Contributed_WildandCiv01

The fall 2020 class of the semester-long Wilderness and Civilizations program. Participation in the program earns students a minor in wilderness studies through outdoor activities including a 40-mile backpacking trip.

The semester-long Wilderness and Civilization program, which gives students the chance to be outdoors and experience Montana’s nature while earning credits, is open for applications. 

Applications for the program’s Fall 2021 semester are open until Apr. 1, but the scholarship deadline is Feb. 16. Justina McDirmid, a student who participated in this program in Fall 2020, said anyone interested in the program should fill out the application.

“You don’t have to prove that you have skills or talents, just that you’re interested,” McDirmid said.

Andrea Stephens, the program director for this course, agreed with McDirmid. 

“If you’re interested, don’t feel intimidated,” Stephens said. “We get everyone caught up to speed to make everyone feel safe and comfortable.”

This full semester program gives participants a minor in wilderness studies, 18 credits toward their other degrees and a CPR certification. But the academic benefits are not the only incentives for students.

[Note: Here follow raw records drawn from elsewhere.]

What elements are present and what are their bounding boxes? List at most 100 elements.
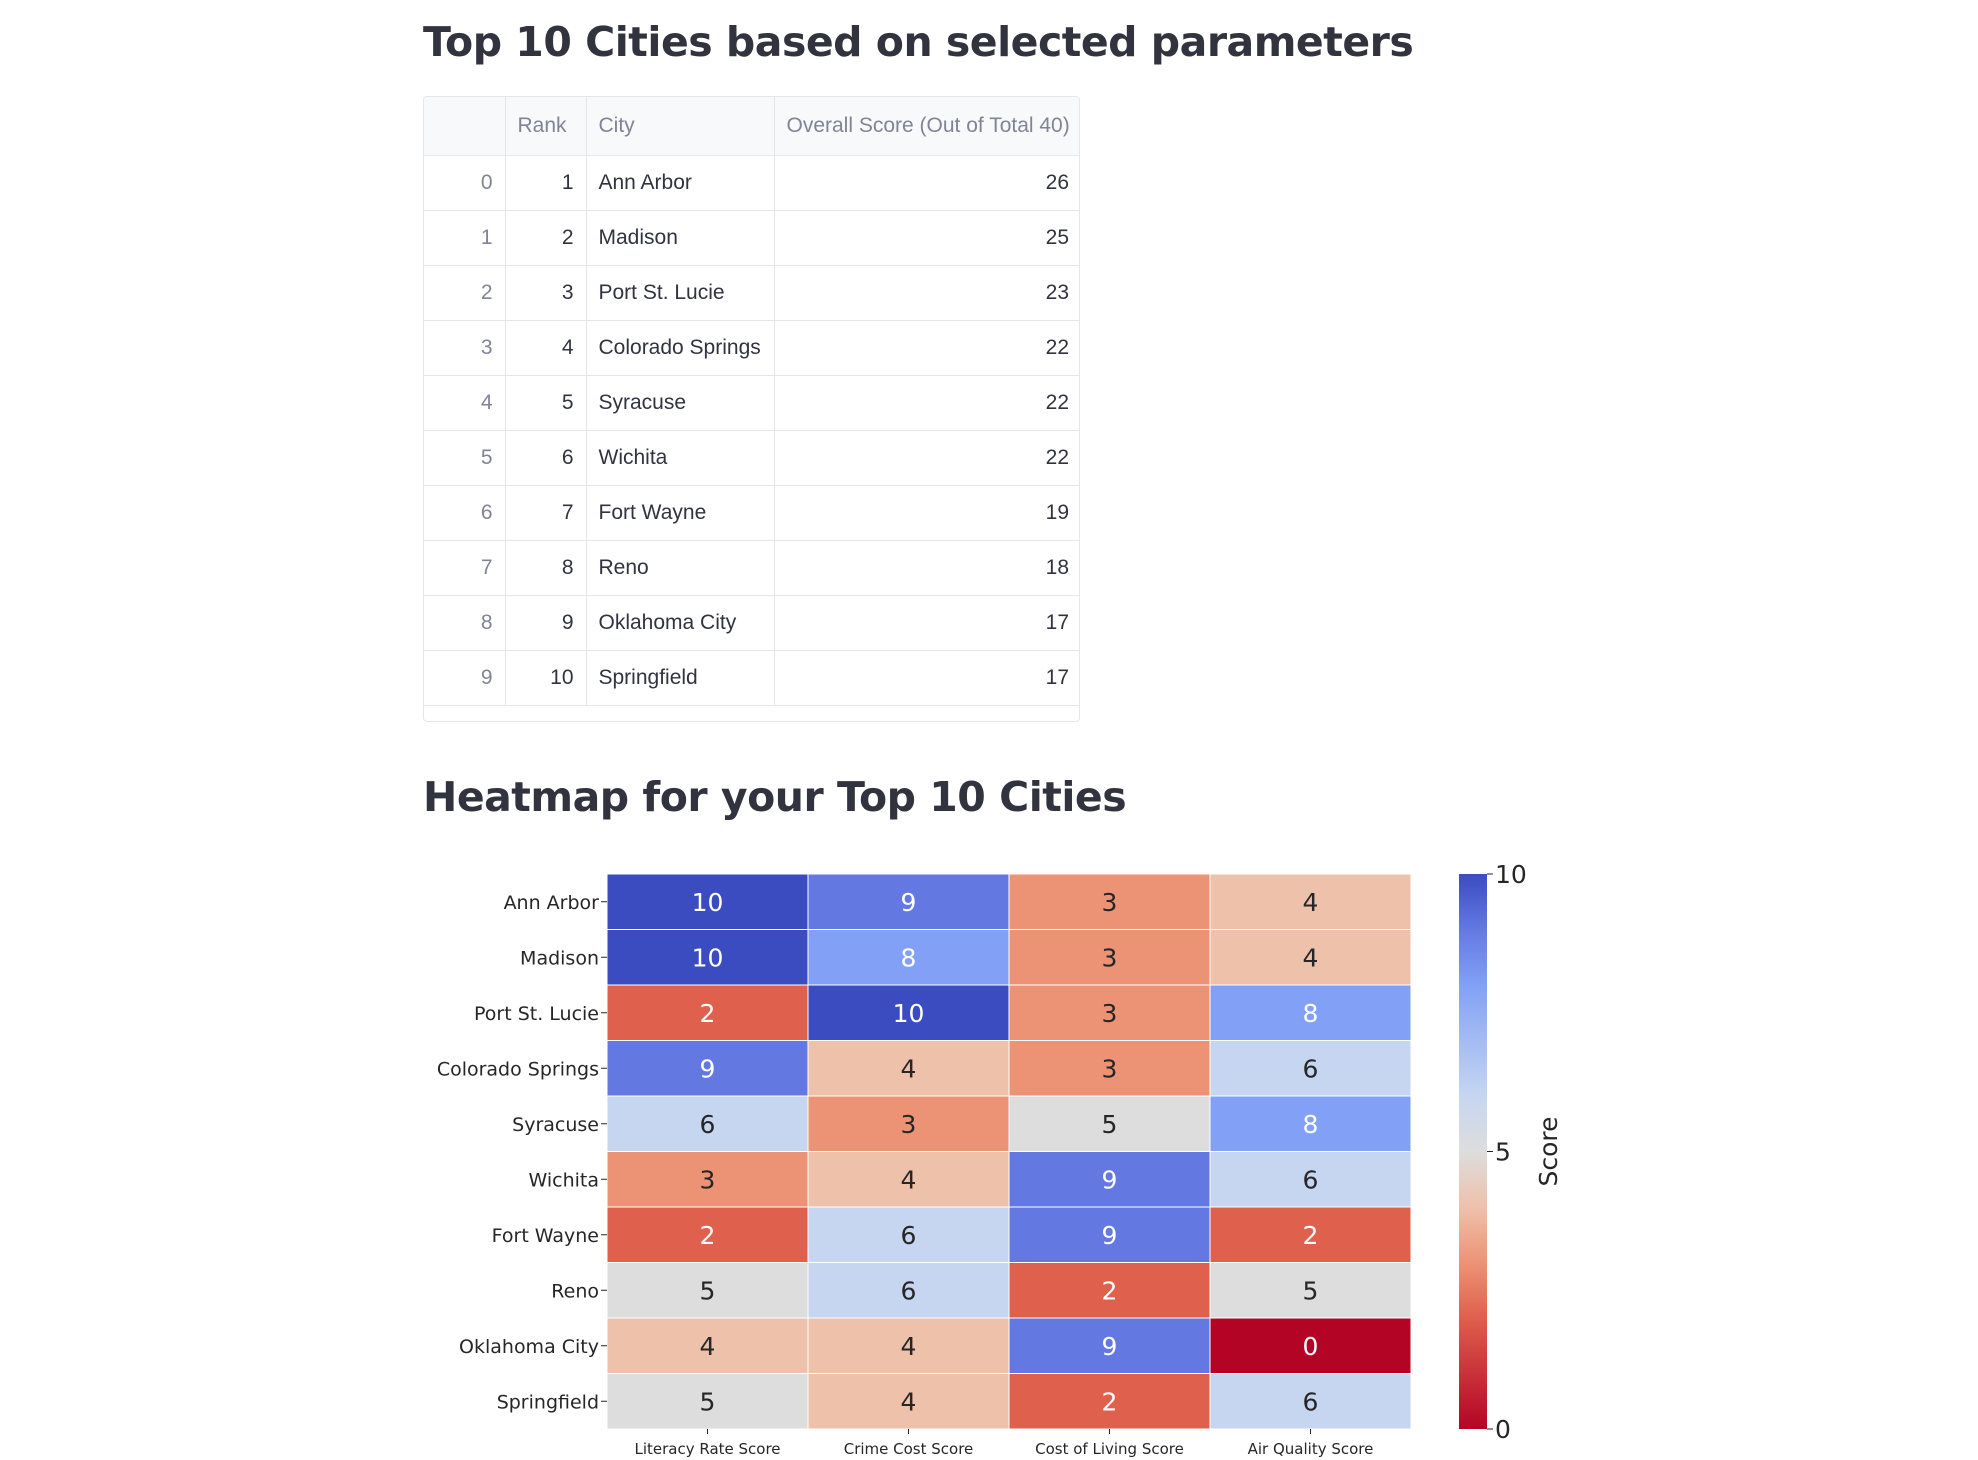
overall-score-cell[interactable]: 18 bbox=[774, 540, 1079, 596]
row-index-cell[interactable]: 7 bbox=[424, 540, 506, 596]
city-cell[interactable]: Colorado Springs bbox=[586, 320, 775, 376]
heatmap-cell-value: 2 bbox=[1102, 1276, 1118, 1305]
overall-score-cell[interactable]: 19 bbox=[774, 485, 1079, 541]
heatmap-cell bbox=[1209, 1206, 1412, 1263]
row-index-cell[interactable]: 4 bbox=[424, 375, 506, 431]
table-row[interactable]: 9 10 Springfield 17 bbox=[424, 650, 1079, 706]
y-tick-label: Wichita bbox=[528, 1169, 599, 1191]
row-index-cell[interactable]: 8 bbox=[424, 595, 506, 651]
heatmap-cell-value: 4 bbox=[1303, 943, 1319, 972]
colorbar-tick-label: 10 bbox=[1495, 860, 1527, 889]
heatmap-cell-value: 4 bbox=[700, 1332, 716, 1361]
table-row[interactable]: 8 9 Oklahoma City 17 bbox=[424, 595, 1079, 651]
heatmap-cell bbox=[1209, 1373, 1412, 1430]
heatmap-cell-value: 8 bbox=[1303, 999, 1319, 1028]
heatmap-cell-value: 8 bbox=[901, 943, 917, 972]
y-tick-label: Ann Arbor bbox=[504, 892, 600, 914]
heatmap-cell-value: 3 bbox=[700, 1165, 716, 1194]
row-index-cell[interactable]: 9 bbox=[424, 650, 506, 706]
heatmap-cell-value: 5 bbox=[700, 1387, 716, 1416]
y-tick-label: Port St. Lucie bbox=[474, 1003, 599, 1025]
column-header-index[interactable] bbox=[424, 97, 506, 156]
overall-score-cell[interactable]: 17 bbox=[774, 650, 1079, 706]
column-header-rank[interactable]: Rank bbox=[505, 97, 587, 156]
city-cell[interactable]: Madison bbox=[586, 210, 775, 266]
rank-cell[interactable]: 6 bbox=[505, 430, 587, 486]
x-tick-label: Crime Cost Score bbox=[844, 1440, 974, 1458]
heatmap-cell-value: 9 bbox=[901, 888, 917, 917]
column-header-city[interactable]: City bbox=[586, 97, 775, 156]
table-row[interactable]: 3 4 Colorado Springs 22 bbox=[424, 320, 1079, 376]
city-cell[interactable]: Port St. Lucie bbox=[586, 265, 775, 321]
heatmap-cell bbox=[1209, 1151, 1412, 1208]
heatmap-cell-value: 6 bbox=[700, 1110, 716, 1139]
city-cell[interactable]: Fort Wayne bbox=[586, 485, 775, 541]
top-cities-dataframe[interactable]: Rank City Overall Score (Out of Total 40… bbox=[423, 96, 1080, 722]
city-cell[interactable]: Syracuse bbox=[586, 375, 775, 431]
heatmap-cell bbox=[807, 1095, 1010, 1152]
overall-score-cell[interactable]: 25 bbox=[774, 210, 1079, 266]
overall-score-cell[interactable]: 26 bbox=[774, 155, 1079, 211]
rank-cell[interactable]: 8 bbox=[505, 540, 587, 596]
row-index-cell[interactable]: 5 bbox=[424, 430, 506, 486]
heatmap-cell-value: 3 bbox=[1102, 888, 1118, 917]
row-index-cell[interactable]: 1 bbox=[424, 210, 506, 266]
table-row[interactable]: 1 2 Madison 25 bbox=[424, 210, 1079, 266]
heatmap-cell-value: 9 bbox=[700, 1054, 716, 1083]
heatmap-cell bbox=[606, 1262, 809, 1319]
table-row[interactable]: 4 5 Syracuse 22 bbox=[424, 375, 1079, 431]
overall-score-cell[interactable]: 22 bbox=[774, 375, 1079, 431]
table-row[interactable]: 2 3 Port St. Lucie 23 bbox=[424, 265, 1079, 321]
city-cell[interactable]: Springfield bbox=[586, 650, 775, 706]
heatmap-cell-value: 2 bbox=[700, 999, 716, 1028]
rank-cell[interactable]: 4 bbox=[505, 320, 587, 376]
city-cell[interactable]: Ann Arbor bbox=[586, 155, 775, 211]
overall-score-cell[interactable]: 22 bbox=[774, 430, 1079, 486]
heatmap-cell-value: 6 bbox=[1303, 1054, 1319, 1083]
heatmap-cell bbox=[1209, 873, 1412, 930]
table-row[interactable]: 7 8 Reno 18 bbox=[424, 540, 1079, 596]
heatmap-cell bbox=[606, 1373, 809, 1430]
y-tick-label: Colorado Springs bbox=[437, 1058, 599, 1080]
row-index-cell[interactable]: 3 bbox=[424, 320, 506, 376]
city-cell[interactable]: Oklahoma City bbox=[586, 595, 775, 651]
column-header-overall-score[interactable]: Overall Score (Out of Total 40) bbox=[774, 97, 1079, 156]
heatmap-cell-value: 9 bbox=[1102, 1165, 1118, 1194]
heatmap-cell-value: 9 bbox=[1102, 1221, 1118, 1250]
table-row[interactable]: 5 6 Wichita 22 bbox=[424, 430, 1079, 486]
heatmap-chart: 10 9 3 4 10 8 3 4 2 10 3 8 9 4 3 6 6 3 5 8 3 4 9 6 2 6 9 2 5 6 2 5 4 4 9 0 5… bbox=[437, 860, 1563, 1458]
heatmap-cell bbox=[807, 1373, 1010, 1430]
rank-cell[interactable]: 9 bbox=[505, 595, 587, 651]
heatmap-cell bbox=[1209, 1040, 1412, 1097]
table-row[interactable]: 6 7 Fort Wayne 19 bbox=[424, 485, 1079, 541]
rank-cell[interactable]: 5 bbox=[505, 375, 587, 431]
row-index-cell[interactable]: 0 bbox=[424, 155, 506, 211]
heatmap-cell bbox=[807, 929, 1010, 986]
row-index-cell[interactable]: 6 bbox=[424, 485, 506, 541]
heatmap-cell-value: 4 bbox=[901, 1165, 917, 1194]
overall-score-cell[interactable]: 17 bbox=[774, 595, 1079, 651]
y-tick-label: Springfield bbox=[497, 1391, 599, 1413]
y-tick-label: Madison bbox=[520, 947, 599, 969]
rank-cell[interactable]: 7 bbox=[505, 485, 587, 541]
rank-cell[interactable]: 2 bbox=[505, 210, 587, 266]
overall-score-cell[interactable]: 22 bbox=[774, 320, 1079, 376]
city-cell[interactable]: Reno bbox=[586, 540, 775, 596]
rank-cell[interactable]: 3 bbox=[505, 265, 587, 321]
city-cell[interactable]: Wichita bbox=[586, 430, 775, 486]
overall-score-cell[interactable]: 23 bbox=[774, 265, 1079, 321]
table-row[interactable]: 0 1 Ann Arbor 26 bbox=[424, 155, 1079, 211]
heatmap-cell bbox=[606, 1040, 809, 1097]
heatmap-cell bbox=[1008, 1373, 1211, 1430]
heatmap-cell bbox=[606, 1095, 809, 1152]
heatmap-cell-value: 6 bbox=[1303, 1165, 1319, 1194]
heatmap-cell-value: 3 bbox=[1102, 1054, 1118, 1083]
heatmap-cell-value: 3 bbox=[901, 1110, 917, 1139]
colorbar-label: Score bbox=[1534, 1116, 1563, 1186]
heatmap-cell bbox=[1008, 1206, 1211, 1263]
rank-cell[interactable]: 10 bbox=[505, 650, 587, 706]
x-tick-label: Literacy Rate Score bbox=[634, 1440, 780, 1458]
heatmap-cell-value: 3 bbox=[1102, 999, 1118, 1028]
row-index-cell[interactable]: 2 bbox=[424, 265, 506, 321]
rank-cell[interactable]: 1 bbox=[505, 155, 587, 211]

According to McDirmid, this program is a good opportunity to talk to people and meet people that you are able to hang out with after the semester ends.  

Stephens believes Wilderness and Civilization can leave a lasting mark on students’ lives.

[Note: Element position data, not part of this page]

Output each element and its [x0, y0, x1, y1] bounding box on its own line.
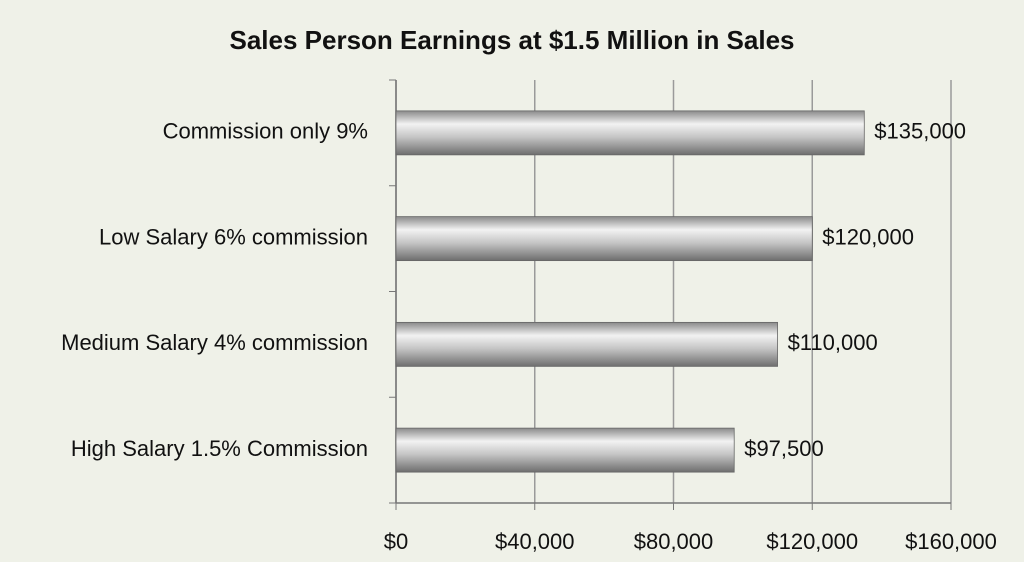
bar: [395, 321, 778, 367]
x-tick-label: $40,000: [495, 529, 575, 554]
x-tick-label: $80,000: [634, 529, 714, 554]
x-tick-label: $120,000: [766, 529, 858, 554]
value-label: $135,000: [874, 119, 966, 144]
bar: [395, 110, 865, 156]
x-tick-label: $160,000: [905, 529, 997, 554]
chart-title: Sales Person Earnings at $1.5 Million in…: [230, 25, 795, 55]
x-tick-label: $0: [384, 529, 408, 554]
bar: [395, 216, 813, 262]
y-tick-label: Medium Salary 4% commission: [61, 330, 368, 355]
value-label: $97,500: [744, 436, 824, 461]
y-tick-label: Commission only 9%: [163, 119, 368, 144]
value-label: $110,000: [788, 330, 878, 355]
bar: [395, 427, 735, 473]
y-tick-label: High Salary 1.5% Commission: [71, 436, 368, 461]
y-tick-label: Low Salary 6% commission: [99, 224, 368, 249]
value-label: $120,000: [822, 224, 914, 249]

“We have been running this program for 50 years,” she said. “I know a number of alumni who are my age or older who still say that it was a wonderful program.”

Stephens believes the bond that an experience like this creates between people is a lasting one. 

McDirmid said she met another girl in her class when they had to find partners for one of the first aid lessons who became one of her best friends. She also recounted a memory from one of the backpacking trips she went on for the program. 

“This kid howled, then we heard a chorus of wolves,” she said. “It was chilling, but so amazing.”

The program includes a roughly 40-mile backpacking trip that usually spans 10 days.

“I’d say my advice to people who don’t even hike on small trails [is] don’t be afraid,” McDirmid said. “During school and classes we are taught how to handle situations.”

As for people who may be worried about missing out on their daily dose of caffeine, Stephens suggests packing instant coffee for the trips.

“There is always time for a hot drink, there is no need to suffer,” she said. “Iced coffee [made] out of snow is delicious.”

Like the rest of UM, this program had to adjust for the pandemic. Stephens said last semester everyone was in charge of making their own food and driving themselves to meet for trips. 

“I think we did a lot less traveling,” she said. “Typically we meet with community members all across the state. I’m hoping that we start our program next fall where we don’t have to be bound by these same things.”